As newly acquired guard Chris Chester finished his first news conference as a Washington Redskin on Friday morning, teammate Jammal Brown’s voice boomed from near the entrance to the team facility a few feet away.
“SOONER!” Chester shouted back, his voice overlapping that of Washington’s 2010 first-round pick, Trent Williams, who also joined in on the University of Oklahoma football chorus.
While Chester may be transitioning into a new system since joining the Redskins in free agency from the Baltimore Ravens, he has plenty of familiar faces around to help him settle.
Offensive linemates Brown and Williams, like Chester, are Oklahoma products. Other teammates, including quarterback John Beck and wide receiver Donte Stallworth, spent time in Baltimore. Redskins offensive line coach Chris Foerster spent 2005 through 2007 with the Ravens in the same role.
“That made it a no-brainer to come here,” Chester said.

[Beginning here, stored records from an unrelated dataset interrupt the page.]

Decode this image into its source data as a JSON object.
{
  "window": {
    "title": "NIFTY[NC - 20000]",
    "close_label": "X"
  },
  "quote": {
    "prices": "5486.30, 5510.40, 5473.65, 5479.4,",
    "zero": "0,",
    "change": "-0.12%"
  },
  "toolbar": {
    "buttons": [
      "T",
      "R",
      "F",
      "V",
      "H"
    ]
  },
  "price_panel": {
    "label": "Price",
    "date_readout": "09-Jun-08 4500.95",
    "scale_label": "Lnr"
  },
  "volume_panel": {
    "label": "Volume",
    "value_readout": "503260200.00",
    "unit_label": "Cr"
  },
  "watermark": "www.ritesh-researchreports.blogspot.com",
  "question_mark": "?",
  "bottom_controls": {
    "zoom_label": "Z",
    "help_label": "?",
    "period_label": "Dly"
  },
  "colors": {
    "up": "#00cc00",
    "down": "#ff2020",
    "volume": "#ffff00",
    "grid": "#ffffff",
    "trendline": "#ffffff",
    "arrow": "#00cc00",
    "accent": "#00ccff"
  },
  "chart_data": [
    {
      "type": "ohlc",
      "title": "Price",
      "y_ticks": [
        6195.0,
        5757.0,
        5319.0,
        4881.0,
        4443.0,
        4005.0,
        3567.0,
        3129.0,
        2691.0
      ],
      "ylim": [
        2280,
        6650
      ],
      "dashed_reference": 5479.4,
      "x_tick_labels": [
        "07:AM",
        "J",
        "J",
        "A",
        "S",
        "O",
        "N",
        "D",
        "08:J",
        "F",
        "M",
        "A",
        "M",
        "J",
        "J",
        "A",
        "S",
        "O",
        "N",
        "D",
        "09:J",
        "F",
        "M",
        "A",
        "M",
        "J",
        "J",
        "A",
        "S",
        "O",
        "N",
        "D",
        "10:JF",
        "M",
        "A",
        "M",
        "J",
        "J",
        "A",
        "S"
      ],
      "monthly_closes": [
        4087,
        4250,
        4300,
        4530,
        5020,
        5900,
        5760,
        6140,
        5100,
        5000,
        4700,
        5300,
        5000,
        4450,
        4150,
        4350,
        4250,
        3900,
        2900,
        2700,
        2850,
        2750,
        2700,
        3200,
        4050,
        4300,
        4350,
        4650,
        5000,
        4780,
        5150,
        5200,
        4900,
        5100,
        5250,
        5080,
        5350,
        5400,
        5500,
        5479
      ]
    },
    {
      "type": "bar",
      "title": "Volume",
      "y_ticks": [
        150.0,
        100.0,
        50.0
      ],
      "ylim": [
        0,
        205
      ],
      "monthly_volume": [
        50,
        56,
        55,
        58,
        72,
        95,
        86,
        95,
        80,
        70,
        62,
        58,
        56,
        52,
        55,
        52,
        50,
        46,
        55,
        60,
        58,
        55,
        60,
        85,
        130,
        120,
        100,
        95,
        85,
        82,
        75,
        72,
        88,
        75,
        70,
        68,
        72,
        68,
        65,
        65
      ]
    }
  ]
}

The sixth-year veteran is expected to plug into the starting right guard role this season to help upgrade an offensive line that struggled last season, both in performing and in maintaining a consistent lineup.
The Redskins used six different offensive line combinations during last season, ranked 30th in rushing (91.3 yards per game) and gave up 46 sacks, fifth highest in the NFL.

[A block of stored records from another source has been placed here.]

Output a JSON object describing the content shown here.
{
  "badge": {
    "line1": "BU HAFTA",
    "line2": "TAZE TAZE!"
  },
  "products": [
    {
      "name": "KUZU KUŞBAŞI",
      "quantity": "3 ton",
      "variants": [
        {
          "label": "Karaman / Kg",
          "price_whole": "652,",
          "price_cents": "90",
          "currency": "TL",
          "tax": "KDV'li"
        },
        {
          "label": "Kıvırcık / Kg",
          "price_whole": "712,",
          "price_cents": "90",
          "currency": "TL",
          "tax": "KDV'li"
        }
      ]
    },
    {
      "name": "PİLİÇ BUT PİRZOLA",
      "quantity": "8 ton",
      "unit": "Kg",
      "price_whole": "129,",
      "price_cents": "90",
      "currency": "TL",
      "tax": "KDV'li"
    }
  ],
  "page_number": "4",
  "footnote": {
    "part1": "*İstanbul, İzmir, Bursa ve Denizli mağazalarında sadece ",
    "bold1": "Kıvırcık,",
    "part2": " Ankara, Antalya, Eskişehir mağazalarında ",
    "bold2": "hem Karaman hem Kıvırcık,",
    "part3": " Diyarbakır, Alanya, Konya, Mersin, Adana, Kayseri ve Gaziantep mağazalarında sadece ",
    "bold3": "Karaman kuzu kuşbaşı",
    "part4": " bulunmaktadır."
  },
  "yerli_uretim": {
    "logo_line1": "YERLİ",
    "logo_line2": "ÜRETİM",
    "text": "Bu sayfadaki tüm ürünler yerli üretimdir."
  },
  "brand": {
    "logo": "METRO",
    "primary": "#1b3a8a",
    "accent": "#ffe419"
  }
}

Chester played in 46 of 48 games for the Ravens over the past three seasons, starting 38.
“You had to project a little bit because Baltimore’s offense is more power-oriented,” Redskins Coach Mike Shanahan said, when asked what the team saw in Chester. “He ran a 4.75 coming out of college, so I loved his speed. We had to project him into our scheme. For the first two days, I’ve been very impressed with how he’s practiced and with what he adds to our offensive team.”
A free agent signing, Chester was among the players that had to sit out the first five days of training camp while waiting for the CBA to be ratified by the players.

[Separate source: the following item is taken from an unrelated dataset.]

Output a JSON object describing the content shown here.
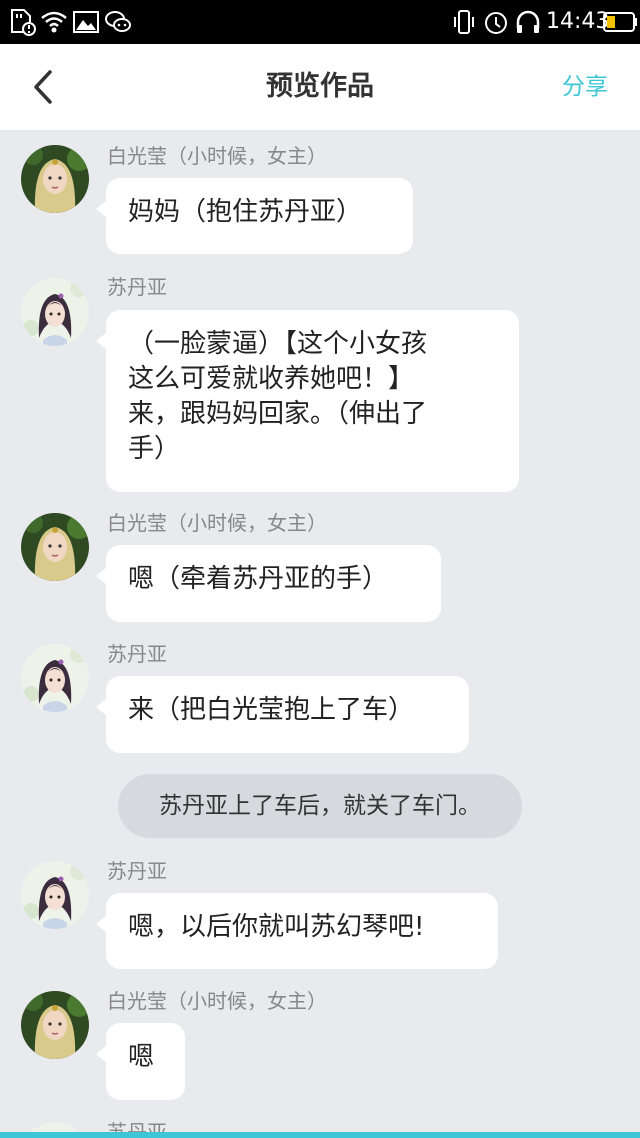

Chester said he spent much of that time taking mental repetitions and learning the scheme, and said despite the time off he feels ready to play in the Redskins preseason opener Aug. 12.
Though Chester played in a different scheme with Baltimore, he said transitioning to the Redskins’ zone-based offensive line has not been a major issue. A former tight end, Chester believes the scheme “probably suits me a lot better in the long run because you really get to utilize athleticism and try to get guys going and running and stuff.”
He had experience with cut blocking in college, he said, and has experience playing in variations of a zone blocking schemes.
“I wouldn’t say I’m having trouble with it; more than anything, I’m just learning terminology and different calls and different things from the system I was in,” Chester said. “Overall I think every NFL offense has some sort of zone; it’s just this offense takes it a little bit wider in the course.”